ScienceNOW: “Can Science and Religion Get Along?A panel at the annual meeting of the American Association for the Advancement of Science tackled the often rocky relationship between science and religion.

“[A]re those who build creation museums hopeless ideologues whose Stone Age ideas should be buried once and for all?” asks the first paragraph of ScienceNOW coverage of the panel. (ScienceNOW is a publication of the AAAS.)

Apparently the panel, titled, “Evangelicals, Science, and Policy: Toward a Constructive Engagement,” was initially attacked by anti-evangelicals for supposedly kowtowing to religious interests. Perhaps surprisingly, it was evolution education proponent Eugenie Scott, director of the National Center for Science Education, who responded to many of the attacks. “Science is religiously neutral. Whether you’re religious or not, you use the same method and rationale in the way you do science, and if you don’t, then you’re stepping outside of science.” (Of course, Scott believes that our view of starting with Scripture is outside of science.)

While searching for a middle ground, one speaker, former pastor Richard Cizik, argued that “some people aren’t worth your time.”

Panelists dealt with such topics as climate change, stem cell research, and even neuroscience. But while searching for a middle ground, one speaker, former pastor Richard Cizik, argued that “some people aren’t worth your time.”

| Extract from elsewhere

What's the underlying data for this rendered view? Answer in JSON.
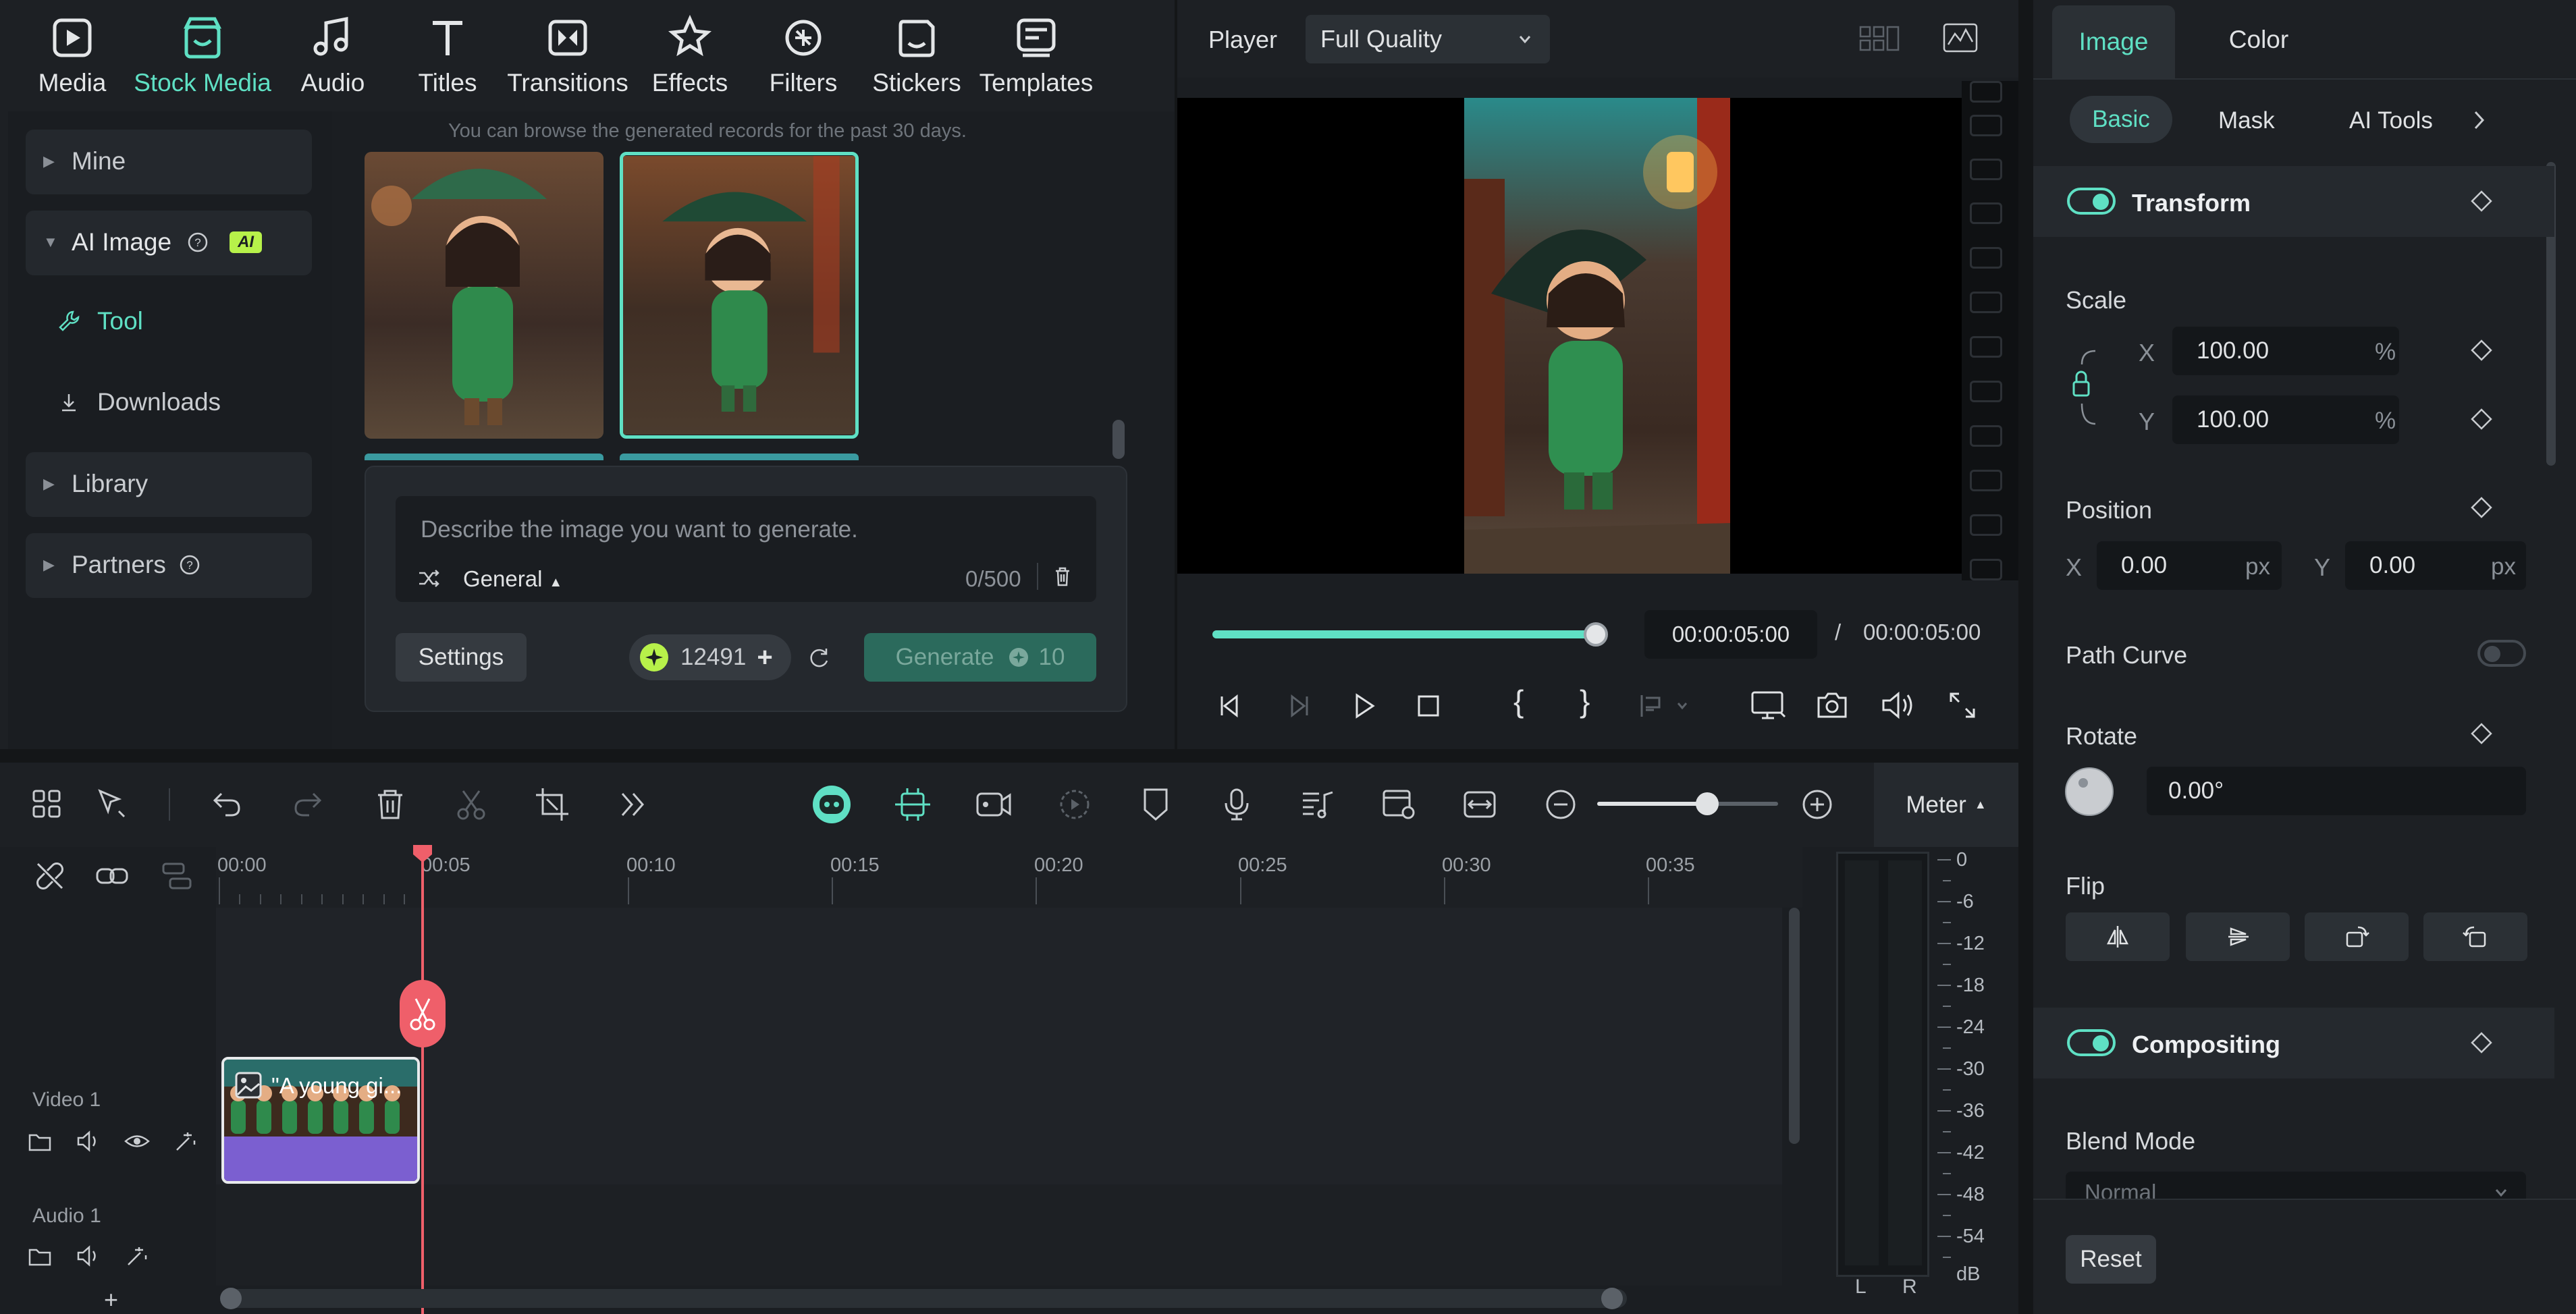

Can science and religion get along? In this case, some secular scientists do seem to be making an effort to reach out; the problem is that they are only reaching out to religious individuals who won’t let their faith “get in the way” of science. But science is a way for fallen humans to try to learn about the world around us, and in the absence of relying on God’s infallible Word, human error and bias may lead us astray. That’s why science and religion can only “get along” when we recognize that science is always practiced against a backdrop of religious and philosophical assumptions—including naturalism.